Erinnert sich noch jemand an diese Sätze? „Wenn ich wissen will, was Kanzlerin Merkel denkt, dann rufe ich Kanzlerin Merkel an“, sagte US-Präsident Barack Obama noch Anfang Juli. Damals gab es im Zuge der NSA-Affäre erste Spekulationen darüber, dass auch die Bundeskanzlerin abgehört worden sein könnte. Angela Merkel selbst spielte die Sache herunter. „Mir ist nichts bekannt, sonst hätte ich das schon dem Parlamentarischen Kontrollgremium gemeldet“, sagte sie und versicherte, sie habe keinen Grund „an den Angaben der USA zur Einhaltung deutschen Rechts zu zweifeln“.

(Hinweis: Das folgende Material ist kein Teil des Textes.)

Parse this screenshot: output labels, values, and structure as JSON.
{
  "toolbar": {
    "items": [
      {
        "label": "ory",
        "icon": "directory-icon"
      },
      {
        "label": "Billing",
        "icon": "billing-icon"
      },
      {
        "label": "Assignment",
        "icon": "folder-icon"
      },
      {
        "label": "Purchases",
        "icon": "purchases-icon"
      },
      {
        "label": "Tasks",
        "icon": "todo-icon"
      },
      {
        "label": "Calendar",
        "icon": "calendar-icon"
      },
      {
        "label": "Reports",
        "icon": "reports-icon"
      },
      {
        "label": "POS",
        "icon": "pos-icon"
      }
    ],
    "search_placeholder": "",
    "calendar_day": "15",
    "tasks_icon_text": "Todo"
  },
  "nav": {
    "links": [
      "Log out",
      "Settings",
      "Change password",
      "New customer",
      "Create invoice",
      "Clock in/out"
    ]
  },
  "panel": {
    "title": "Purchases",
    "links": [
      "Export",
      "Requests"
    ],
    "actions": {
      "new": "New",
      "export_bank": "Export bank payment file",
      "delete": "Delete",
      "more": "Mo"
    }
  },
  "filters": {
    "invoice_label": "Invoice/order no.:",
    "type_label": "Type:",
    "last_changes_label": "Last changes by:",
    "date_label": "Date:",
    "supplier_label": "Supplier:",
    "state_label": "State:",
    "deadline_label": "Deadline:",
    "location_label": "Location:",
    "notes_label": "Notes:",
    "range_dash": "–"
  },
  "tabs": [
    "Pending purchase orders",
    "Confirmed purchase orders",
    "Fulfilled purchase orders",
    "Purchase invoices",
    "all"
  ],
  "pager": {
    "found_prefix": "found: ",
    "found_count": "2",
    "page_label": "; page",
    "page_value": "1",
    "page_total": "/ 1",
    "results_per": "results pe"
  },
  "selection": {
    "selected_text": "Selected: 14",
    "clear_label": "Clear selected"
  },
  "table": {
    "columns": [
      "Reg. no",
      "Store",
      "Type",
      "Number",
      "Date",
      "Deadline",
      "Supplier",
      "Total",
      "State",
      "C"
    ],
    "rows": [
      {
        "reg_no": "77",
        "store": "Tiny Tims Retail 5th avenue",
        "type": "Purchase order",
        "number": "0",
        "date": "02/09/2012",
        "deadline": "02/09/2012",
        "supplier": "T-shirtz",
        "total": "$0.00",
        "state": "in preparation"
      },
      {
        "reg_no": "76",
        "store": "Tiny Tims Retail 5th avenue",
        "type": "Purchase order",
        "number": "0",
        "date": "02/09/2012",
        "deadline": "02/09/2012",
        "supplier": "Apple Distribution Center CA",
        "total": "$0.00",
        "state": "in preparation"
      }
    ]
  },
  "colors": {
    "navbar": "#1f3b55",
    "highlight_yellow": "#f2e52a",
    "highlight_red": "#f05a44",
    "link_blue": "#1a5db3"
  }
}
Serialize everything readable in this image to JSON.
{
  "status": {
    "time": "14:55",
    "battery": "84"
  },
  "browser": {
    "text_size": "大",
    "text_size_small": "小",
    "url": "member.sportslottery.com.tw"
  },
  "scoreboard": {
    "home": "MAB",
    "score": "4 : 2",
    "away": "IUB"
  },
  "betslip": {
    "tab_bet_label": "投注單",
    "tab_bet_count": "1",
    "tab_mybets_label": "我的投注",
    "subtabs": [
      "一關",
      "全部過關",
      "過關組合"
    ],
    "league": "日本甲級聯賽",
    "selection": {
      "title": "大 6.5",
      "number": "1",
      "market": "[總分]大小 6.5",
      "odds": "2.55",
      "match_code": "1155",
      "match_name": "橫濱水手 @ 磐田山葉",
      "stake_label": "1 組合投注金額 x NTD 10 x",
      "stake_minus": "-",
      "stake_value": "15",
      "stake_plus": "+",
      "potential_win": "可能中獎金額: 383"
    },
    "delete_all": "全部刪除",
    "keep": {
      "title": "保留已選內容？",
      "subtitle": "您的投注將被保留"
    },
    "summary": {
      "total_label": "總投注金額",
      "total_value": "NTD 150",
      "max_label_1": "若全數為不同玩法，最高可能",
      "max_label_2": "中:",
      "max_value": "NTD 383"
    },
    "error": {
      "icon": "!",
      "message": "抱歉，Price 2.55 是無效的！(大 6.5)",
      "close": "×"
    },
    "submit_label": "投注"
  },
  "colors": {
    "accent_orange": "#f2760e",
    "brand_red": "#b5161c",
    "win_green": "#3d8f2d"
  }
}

Welch ein Irrtum! Allem Anschein nach hat die NSA die Kanzlerin doch abgehört. Und herausgefunden haben das nicht etwa die deutschen Geheimdienste, sondern angeblich eine Gruppe um den Internetaktivisten Jacob Appelbaum, der in Kontakt zu dem NSA-Whistleblower Edward J. Snowden steht. So heißt es in Berlin. Die Gruppe soll dem Kanzleramt die entscheidenden Hinweise gegeben haben, die schließlich vom Bundesnachrichtendienst (BND) bestätigt wurden.

Jagt den BND zum Teufel

Was sagt uns das alles?

  • Erstens hat sich Angela Merkel gehörig blamiert. Denn so lange sie annahm, nicht selbst Opfer der NSA-Überwachungs-Orgien zu sein, deckte sie ihre amerikanische Freunde so gut es nur ging. Es war ihr völlig gleichgültig, was die Amerikaner mit den Millionen in Deutschland gesammelten Daten anstellten. Jetzt aber, da sie annehmen muss, dass die US-Geheimdienste auch vor ihrem Telefon nicht Halt machten, rief sie empört bei Obama an. Was ist das für eine Regierungschefin, die nur dann das legitime Recht auf informationelle Selbstbestimmung einfordert, wenn es sie selbst betrifft?
  • Zweitens wissen wir nun endgültig, dass unsere Geheimdienste zum Schutz der Interessen der Bürger des Landes, von denen sie für ihre Arbeit fürstlich entlohnt werden, schlicht nicht taugen. Die Verantwortlichen gehören sofort entlassen. In einem Land wie Russland würde man sie für den Rest ihres Lebens nach Sibirien verbannen! Eigentlich sollten Regierung und Parlament den ganzen Laden dichtmachen.
  • Drittens zeigt uns die NSA-Affäre die ganze Verlogenheit der westlichen Allianz. Im Grunde trauen sie sich gegenseitig keinen Millimeter über den Weg. Darum bespitzeln sie sich allesamt gegenseitig. Gleichzeitig beschwören sie die das einzigartige Friedensprojekt Europas, fordern Hilfen in Billionenhöhe vom deutschen Steuerzahler und machen sich – die veröffentlichten Telefonate der irischen Banker beweisen es – anschließend über die Bürger der Bundesrepublik lustig.
  • Viertens ist die Affäre allein schon durch die offizielle Beschwerde Merkels bei Obama die schwerste politische und moralische Niederlage für die USA seit dem Vietnamkrieg. Vor wenigen Jahren wollten sich die USA zur obersten Instanz der Welt aufspielen. Sie zwangen ihre westlichen Verbündeten zur Teilnahme an einem Kreuzzug gegen die „Achse des Bösen“. Sie zettelten Kriege an, die nichts als millionenfaches Leid und die Zerstörung von Staaten, ja ganzer Regionen brachten.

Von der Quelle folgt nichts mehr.